Одна из значительных фигур мифологии – так называемая смерть – была духом растительности. Поскольку за изображением природы в творчестве Аронзона стоит традиционно-поэтический культ ее красоты, постольку красота исполняет функции «духа природы», а в качестве последнего – и смерти.

Как известно, уже в древних культах плодородия, растительности осуществлялось не только искупительное заклание, но и воскрешение божеств или их заместителей. Мотив воскресения не остался незамеченным и Аронзоном. Напомним строки из стихотворения «Не сю, иную тишину…»:

хочу я рано умереть

в надежде: может быть воскресну

не целиком, хотя б на треть,

хотя б на день, о день чудесный…

По-видимому, амбивалентностью переживания смерти-воскресения объясняется то, что поэт далеко не всегда стремится к воскресению. Так, в черновом варианте стихотворения «И мне случалось видеть блеск…» (1969) была следующая строфа:

Мы – люди, мы – Твои мишени,

не избежать Твоих ударов.

Страшусь одной небесной кары,

что Ты принудишь к воскресенью.

Хотя, надо отметить, неприятие воскресения у Аронзона выражено более декларативно, менее поэтически чисто, чем жажда его. Не оттого ли только что приведенная строфа была исключена самим автором?

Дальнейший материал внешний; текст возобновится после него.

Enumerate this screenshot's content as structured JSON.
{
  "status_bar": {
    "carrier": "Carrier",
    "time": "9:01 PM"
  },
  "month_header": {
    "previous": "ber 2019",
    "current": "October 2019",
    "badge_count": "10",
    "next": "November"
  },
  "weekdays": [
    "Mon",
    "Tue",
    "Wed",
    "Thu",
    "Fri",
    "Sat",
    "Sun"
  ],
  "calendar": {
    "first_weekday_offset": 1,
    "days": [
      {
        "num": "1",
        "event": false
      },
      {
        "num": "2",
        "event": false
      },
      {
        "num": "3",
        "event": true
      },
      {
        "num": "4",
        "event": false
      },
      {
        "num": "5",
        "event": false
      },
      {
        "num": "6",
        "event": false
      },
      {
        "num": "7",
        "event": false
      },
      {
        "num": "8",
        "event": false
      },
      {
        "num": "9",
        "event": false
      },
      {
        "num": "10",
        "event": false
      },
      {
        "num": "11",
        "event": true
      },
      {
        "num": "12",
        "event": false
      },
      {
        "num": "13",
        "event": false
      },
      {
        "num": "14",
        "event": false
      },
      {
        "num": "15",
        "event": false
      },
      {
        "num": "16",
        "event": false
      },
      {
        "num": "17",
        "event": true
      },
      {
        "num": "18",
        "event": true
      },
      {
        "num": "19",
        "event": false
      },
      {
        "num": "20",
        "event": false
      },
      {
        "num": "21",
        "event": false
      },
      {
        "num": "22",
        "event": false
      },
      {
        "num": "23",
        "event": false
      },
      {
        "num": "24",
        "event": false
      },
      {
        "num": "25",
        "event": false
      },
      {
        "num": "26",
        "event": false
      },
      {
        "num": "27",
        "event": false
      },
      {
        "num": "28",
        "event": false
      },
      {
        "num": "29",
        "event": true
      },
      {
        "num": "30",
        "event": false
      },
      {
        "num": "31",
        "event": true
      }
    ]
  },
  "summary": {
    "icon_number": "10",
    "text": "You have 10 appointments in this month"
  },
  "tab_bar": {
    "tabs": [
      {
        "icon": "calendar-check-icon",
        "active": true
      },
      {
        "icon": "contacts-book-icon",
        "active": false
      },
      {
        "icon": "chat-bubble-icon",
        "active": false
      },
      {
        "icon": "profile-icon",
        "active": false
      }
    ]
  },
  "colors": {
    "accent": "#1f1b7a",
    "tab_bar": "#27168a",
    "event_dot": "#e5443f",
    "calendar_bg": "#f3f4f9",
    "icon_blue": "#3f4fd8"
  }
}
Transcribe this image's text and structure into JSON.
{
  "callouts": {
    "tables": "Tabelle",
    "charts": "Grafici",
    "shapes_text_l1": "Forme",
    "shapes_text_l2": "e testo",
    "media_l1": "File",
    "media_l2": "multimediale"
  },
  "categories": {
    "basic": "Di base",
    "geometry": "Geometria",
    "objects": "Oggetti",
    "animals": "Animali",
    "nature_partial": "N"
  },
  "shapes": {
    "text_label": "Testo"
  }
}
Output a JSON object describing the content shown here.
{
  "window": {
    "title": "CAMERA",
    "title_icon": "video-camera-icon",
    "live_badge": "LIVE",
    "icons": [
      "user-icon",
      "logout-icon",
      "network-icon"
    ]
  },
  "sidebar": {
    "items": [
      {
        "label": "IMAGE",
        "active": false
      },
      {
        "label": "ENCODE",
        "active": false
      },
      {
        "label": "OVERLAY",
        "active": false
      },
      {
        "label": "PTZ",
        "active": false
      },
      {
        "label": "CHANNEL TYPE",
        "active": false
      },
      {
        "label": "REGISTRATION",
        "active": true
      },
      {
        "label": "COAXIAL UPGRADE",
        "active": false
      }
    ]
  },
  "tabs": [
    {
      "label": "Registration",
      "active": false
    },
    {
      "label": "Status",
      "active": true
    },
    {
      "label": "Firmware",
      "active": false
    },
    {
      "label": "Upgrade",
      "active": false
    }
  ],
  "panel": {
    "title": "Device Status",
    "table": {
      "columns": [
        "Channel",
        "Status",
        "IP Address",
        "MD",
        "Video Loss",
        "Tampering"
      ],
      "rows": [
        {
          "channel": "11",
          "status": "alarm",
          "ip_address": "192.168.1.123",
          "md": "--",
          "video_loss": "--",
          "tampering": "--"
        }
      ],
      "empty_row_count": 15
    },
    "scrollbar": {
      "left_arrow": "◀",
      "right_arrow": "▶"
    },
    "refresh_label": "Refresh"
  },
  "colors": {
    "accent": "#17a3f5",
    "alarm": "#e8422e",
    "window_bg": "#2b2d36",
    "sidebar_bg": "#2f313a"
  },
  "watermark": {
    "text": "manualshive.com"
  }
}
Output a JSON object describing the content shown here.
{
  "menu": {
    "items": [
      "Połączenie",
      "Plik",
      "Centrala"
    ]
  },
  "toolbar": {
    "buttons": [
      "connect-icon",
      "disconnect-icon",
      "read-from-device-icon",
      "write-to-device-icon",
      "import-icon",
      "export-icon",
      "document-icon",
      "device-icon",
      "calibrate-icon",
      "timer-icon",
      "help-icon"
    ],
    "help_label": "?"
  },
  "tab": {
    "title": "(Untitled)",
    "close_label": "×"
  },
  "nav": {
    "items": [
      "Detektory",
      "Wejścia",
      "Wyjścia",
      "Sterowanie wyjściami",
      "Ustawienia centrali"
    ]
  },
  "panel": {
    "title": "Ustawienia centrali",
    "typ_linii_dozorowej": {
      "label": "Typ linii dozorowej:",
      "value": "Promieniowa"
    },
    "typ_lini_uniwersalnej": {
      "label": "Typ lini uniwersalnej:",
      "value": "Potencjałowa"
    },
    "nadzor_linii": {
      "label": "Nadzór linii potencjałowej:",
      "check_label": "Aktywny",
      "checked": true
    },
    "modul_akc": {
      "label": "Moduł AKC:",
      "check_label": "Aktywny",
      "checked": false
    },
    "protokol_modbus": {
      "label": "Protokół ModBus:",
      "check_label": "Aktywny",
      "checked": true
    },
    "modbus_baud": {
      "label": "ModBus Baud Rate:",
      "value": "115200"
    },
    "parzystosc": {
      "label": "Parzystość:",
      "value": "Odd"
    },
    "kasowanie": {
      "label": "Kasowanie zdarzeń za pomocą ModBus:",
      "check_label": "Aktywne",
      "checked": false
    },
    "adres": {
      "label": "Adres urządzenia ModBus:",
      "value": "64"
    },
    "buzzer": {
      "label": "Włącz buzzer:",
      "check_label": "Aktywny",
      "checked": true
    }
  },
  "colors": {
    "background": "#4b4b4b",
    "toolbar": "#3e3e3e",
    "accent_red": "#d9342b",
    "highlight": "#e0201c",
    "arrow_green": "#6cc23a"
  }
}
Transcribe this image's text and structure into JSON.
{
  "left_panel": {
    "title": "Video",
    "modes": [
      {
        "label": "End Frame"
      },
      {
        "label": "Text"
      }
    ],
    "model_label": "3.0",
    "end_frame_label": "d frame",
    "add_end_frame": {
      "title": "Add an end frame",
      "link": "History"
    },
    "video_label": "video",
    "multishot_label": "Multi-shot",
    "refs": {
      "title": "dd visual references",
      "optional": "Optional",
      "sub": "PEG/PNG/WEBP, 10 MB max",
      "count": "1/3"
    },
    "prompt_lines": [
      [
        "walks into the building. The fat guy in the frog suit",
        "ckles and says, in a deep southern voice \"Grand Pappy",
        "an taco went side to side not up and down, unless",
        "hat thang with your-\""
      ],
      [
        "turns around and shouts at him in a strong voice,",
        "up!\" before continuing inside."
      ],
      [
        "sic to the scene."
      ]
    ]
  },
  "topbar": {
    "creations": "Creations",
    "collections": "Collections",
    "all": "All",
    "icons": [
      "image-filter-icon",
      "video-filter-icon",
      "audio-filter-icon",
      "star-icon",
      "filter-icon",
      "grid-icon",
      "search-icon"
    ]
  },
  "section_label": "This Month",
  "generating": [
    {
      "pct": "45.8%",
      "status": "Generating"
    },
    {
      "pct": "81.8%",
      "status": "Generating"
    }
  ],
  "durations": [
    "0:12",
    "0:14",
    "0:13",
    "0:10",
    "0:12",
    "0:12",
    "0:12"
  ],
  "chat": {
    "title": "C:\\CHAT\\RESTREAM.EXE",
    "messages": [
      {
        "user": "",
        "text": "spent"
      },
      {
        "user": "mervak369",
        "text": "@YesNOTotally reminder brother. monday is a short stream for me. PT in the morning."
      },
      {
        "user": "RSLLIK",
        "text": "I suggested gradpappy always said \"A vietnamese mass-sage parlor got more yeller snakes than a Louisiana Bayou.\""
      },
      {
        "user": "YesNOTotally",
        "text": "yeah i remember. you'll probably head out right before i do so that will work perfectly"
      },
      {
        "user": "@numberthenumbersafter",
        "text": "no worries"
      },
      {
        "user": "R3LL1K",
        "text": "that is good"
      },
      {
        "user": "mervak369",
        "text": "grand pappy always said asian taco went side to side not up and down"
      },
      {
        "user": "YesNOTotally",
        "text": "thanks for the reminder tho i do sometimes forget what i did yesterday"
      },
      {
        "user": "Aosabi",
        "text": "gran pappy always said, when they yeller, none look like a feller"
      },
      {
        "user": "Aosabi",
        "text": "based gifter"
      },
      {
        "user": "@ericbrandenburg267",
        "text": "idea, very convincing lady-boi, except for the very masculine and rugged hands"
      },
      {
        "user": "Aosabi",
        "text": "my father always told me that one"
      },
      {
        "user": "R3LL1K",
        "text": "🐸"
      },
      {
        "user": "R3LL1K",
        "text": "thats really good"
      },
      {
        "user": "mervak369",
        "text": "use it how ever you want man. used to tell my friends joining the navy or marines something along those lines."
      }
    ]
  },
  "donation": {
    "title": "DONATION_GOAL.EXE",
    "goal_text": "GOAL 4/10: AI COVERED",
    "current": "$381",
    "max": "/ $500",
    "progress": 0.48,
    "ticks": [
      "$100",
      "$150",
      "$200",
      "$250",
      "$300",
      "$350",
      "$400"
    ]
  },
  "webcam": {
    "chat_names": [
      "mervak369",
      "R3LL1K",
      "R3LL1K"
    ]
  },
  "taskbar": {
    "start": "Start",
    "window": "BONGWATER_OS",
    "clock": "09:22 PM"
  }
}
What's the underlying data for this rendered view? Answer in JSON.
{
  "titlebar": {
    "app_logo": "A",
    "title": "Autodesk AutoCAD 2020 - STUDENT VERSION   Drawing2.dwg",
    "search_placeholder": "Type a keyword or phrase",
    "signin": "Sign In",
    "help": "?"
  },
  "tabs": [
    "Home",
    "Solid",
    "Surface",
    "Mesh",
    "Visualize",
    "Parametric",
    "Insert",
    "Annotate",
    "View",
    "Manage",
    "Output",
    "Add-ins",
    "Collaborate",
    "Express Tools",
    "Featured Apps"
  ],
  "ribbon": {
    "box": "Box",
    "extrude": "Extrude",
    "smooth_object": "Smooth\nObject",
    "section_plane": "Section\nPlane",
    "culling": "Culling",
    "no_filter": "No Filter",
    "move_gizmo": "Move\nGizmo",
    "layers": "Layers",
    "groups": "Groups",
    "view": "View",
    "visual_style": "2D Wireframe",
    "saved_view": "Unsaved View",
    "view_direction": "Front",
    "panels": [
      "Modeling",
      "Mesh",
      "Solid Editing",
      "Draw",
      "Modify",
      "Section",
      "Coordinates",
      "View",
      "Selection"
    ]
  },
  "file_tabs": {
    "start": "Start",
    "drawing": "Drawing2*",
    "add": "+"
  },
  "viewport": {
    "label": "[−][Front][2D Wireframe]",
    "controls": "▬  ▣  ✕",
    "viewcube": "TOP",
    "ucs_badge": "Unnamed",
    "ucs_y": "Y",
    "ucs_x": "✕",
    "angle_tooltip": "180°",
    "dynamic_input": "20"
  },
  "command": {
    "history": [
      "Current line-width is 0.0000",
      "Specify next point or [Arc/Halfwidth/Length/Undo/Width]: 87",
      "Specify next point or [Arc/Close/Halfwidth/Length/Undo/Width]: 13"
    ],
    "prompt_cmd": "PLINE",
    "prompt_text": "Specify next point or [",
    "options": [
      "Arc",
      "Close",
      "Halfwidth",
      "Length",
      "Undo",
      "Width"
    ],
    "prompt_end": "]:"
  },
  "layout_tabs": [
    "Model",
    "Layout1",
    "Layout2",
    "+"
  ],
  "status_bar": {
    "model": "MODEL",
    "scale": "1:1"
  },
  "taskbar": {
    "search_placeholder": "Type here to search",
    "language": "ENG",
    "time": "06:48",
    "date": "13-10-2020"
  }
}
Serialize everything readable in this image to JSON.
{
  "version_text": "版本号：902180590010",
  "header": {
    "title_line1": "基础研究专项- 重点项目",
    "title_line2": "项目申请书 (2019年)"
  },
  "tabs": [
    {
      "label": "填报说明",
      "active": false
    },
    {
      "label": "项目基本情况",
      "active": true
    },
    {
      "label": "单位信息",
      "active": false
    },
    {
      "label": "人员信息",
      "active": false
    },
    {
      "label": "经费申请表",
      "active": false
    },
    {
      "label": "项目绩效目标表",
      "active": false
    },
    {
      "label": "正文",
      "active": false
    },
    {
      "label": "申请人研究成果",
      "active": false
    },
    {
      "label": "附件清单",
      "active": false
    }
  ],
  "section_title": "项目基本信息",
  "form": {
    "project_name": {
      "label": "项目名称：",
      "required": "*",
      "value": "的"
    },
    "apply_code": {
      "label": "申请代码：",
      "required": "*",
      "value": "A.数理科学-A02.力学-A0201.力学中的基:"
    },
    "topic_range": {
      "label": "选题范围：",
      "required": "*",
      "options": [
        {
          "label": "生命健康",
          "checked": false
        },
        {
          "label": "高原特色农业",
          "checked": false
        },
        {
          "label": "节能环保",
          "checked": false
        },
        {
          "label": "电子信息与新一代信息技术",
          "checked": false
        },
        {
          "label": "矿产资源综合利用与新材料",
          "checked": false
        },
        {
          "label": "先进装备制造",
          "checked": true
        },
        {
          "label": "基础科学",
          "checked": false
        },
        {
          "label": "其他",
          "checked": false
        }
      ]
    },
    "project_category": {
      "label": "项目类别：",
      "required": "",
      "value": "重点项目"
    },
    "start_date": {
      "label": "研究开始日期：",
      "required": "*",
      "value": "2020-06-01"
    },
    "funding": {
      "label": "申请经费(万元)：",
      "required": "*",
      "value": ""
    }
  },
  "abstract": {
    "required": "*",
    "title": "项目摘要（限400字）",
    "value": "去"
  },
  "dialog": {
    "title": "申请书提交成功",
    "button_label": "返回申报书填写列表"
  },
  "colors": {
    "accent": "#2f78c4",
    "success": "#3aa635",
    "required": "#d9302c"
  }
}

В творчестве Аронзона явственны следы и более зрелых, чем мифологические, сакральных систем. Ангелы, Бог, рай и ад – участники многих произведений:

Благодарю Тебя за снег,

За солнце на Твоем снегу,

За то, что весь мне данный век

Благодарить Тебя могу.

Передо мной не куст, а храм,

Храм Твоего КУСТА В СНЕГУ,

И в нем, припав к Твоим ногам,

Я быть счастливей не могу, -

писал поэт в 1969 г.

Очевидна связь этих открытых строк с библейским образом Неопалимой Купины, но не менее заметны и отличия (напр., «куст в снегу», а не в огне). Стихов, полностью посвященных религиозной тематике, у Аронзона немного / 49 /, и, конечно, они не выглядят ортодоксальными, однако во многом прав тот, кто считает его поэзию религиозной. Основания такой квалификации заключаются не только в том, что ряд религиозных образов приобретает рельефную, едва не скульптурную, отчетливость, свидетельствующую о высокой степени их лирического освоения (напр., «но караульный ангел стужу терпит, невысоко петляя между звезд»), но и в самих особенностях творческих переживаний. Исходить здесь можно из формулировки самого Аронзона, высказанной им в разговоре с Бродским (см. Введение): «…только творчество дает нам диалог с Богом». Во главу угла своей религиозной позиции автор ставит поэтическое творчество, считая именно его язык наиболее пригодным для общения с верховным Творцом. Ударение в выражении «религиозная поэзия» в данном случае ставится на втором слове, а первое исполняет функцию его подразумеваемого атрибута.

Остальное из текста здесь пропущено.